A molar pregnancy, or hydatidiform mole, is a tumor arising from the trophoblast, which surrounds a blastocyst and subsequently develops into the chorion and amnion.[23][24] This condition may manifest as a complete or partial molar pregnancy. A complete hydatidiform mole is usually diploid with a 46 XX karyotype. There is trophoblastic hyperplasia producing a mass of multiple vesicles with little evidence of fetal and embryonic development. A partial hydatidiform mole is usually triploid due to dispermic fertilization or fertilization with an unreduced diploid sperm. In contrast to the complete mole, there is usually evidence of fetal development with an enlarged placenta.[10][23]
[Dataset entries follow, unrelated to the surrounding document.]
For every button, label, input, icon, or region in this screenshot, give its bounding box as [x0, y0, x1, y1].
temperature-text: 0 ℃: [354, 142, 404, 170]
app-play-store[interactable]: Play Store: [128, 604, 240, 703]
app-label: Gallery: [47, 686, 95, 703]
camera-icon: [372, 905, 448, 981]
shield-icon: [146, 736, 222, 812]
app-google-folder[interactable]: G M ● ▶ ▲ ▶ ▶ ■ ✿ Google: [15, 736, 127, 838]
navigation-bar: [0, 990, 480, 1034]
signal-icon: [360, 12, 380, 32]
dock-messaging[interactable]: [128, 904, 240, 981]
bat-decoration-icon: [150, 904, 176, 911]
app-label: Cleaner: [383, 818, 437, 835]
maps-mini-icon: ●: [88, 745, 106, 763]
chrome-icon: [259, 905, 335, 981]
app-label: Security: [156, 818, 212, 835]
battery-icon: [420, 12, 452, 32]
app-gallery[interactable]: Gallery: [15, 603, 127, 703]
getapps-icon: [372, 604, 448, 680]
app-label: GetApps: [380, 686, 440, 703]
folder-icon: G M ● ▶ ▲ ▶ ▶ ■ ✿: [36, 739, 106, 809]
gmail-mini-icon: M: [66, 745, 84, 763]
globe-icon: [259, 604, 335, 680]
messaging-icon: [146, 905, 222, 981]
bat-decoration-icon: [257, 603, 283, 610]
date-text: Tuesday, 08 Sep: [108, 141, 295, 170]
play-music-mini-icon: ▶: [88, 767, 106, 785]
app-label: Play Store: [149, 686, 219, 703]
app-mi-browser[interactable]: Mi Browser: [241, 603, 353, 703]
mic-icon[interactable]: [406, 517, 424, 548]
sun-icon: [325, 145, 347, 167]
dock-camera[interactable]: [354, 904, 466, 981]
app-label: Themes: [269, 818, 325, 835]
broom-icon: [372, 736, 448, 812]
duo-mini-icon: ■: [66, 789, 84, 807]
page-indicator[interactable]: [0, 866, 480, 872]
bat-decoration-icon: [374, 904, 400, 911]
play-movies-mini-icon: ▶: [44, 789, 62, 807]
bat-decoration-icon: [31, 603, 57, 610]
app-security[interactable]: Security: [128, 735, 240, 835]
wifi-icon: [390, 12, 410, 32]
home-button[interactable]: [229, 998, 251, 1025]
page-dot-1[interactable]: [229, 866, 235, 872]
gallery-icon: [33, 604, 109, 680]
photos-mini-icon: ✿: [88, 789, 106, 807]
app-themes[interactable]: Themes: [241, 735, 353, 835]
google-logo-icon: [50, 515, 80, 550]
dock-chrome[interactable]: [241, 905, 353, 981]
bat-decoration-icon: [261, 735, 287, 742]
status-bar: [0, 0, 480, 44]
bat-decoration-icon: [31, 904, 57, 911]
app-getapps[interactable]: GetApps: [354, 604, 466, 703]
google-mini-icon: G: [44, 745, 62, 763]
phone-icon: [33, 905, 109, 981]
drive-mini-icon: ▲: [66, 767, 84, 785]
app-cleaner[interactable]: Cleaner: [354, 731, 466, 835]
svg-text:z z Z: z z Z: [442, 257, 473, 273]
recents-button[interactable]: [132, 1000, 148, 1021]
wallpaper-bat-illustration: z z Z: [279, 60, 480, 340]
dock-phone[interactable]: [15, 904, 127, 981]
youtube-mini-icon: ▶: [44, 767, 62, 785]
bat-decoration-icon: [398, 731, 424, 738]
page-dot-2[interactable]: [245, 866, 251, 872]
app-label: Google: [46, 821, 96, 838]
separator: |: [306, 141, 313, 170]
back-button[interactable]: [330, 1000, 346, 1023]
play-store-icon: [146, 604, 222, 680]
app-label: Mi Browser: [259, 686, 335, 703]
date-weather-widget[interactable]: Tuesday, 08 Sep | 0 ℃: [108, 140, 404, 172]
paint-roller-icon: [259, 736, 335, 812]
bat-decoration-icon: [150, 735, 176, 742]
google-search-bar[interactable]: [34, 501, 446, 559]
The development of molar pregnancy correlates with fluxes in the levels of free beta-subunit of hCG. In a complete molar pregnancy, it is not uncommon to see large theca-lutein cysts as a result of increased stimulation of the ovaries by excess free beta-subunit hCG.[22][23][24]

Patients with a history of prior molar pregnancy are at a 10-fold greater risk of a second hydatidiform pregnancy compared to the general population. The recommendation is that these women have their hCG levels monitored throughout pregnancy, as well as undergo evaluation by early ultrasonography.[5][23][24]

Several clinical studies support the association of hCG concentration abnormalities with adverse fetal outcomes. This association varies with gestational age as hCG levels fluctuate throughout the pregnancy.[22][24][23]

In the first trimester, low levels of hCG have correlated with spontaneous abortion and preeclampsia. Some studies have shown an association between low hCG concentrations (especially of the free beta-subunit of hCG) during the latter half of the first trimester and low birth weight due to attenuated fetal growth. Interestingly, some studies show that higher maternal hCG concentrations at the end of the first trimester are associated with fetal growth acceleration only in female-sex fetuses.[21][22]

In the second trimester, high levels of hCG have associations with gestational hypertension, spontaneous abortion, preeclampsia, fetal growth restriction (low birth weight), and pre-term delivery; this is in contrast to the association of low levels of hCG and low birth weight observed in the first trimester of pregnancy.[7][22]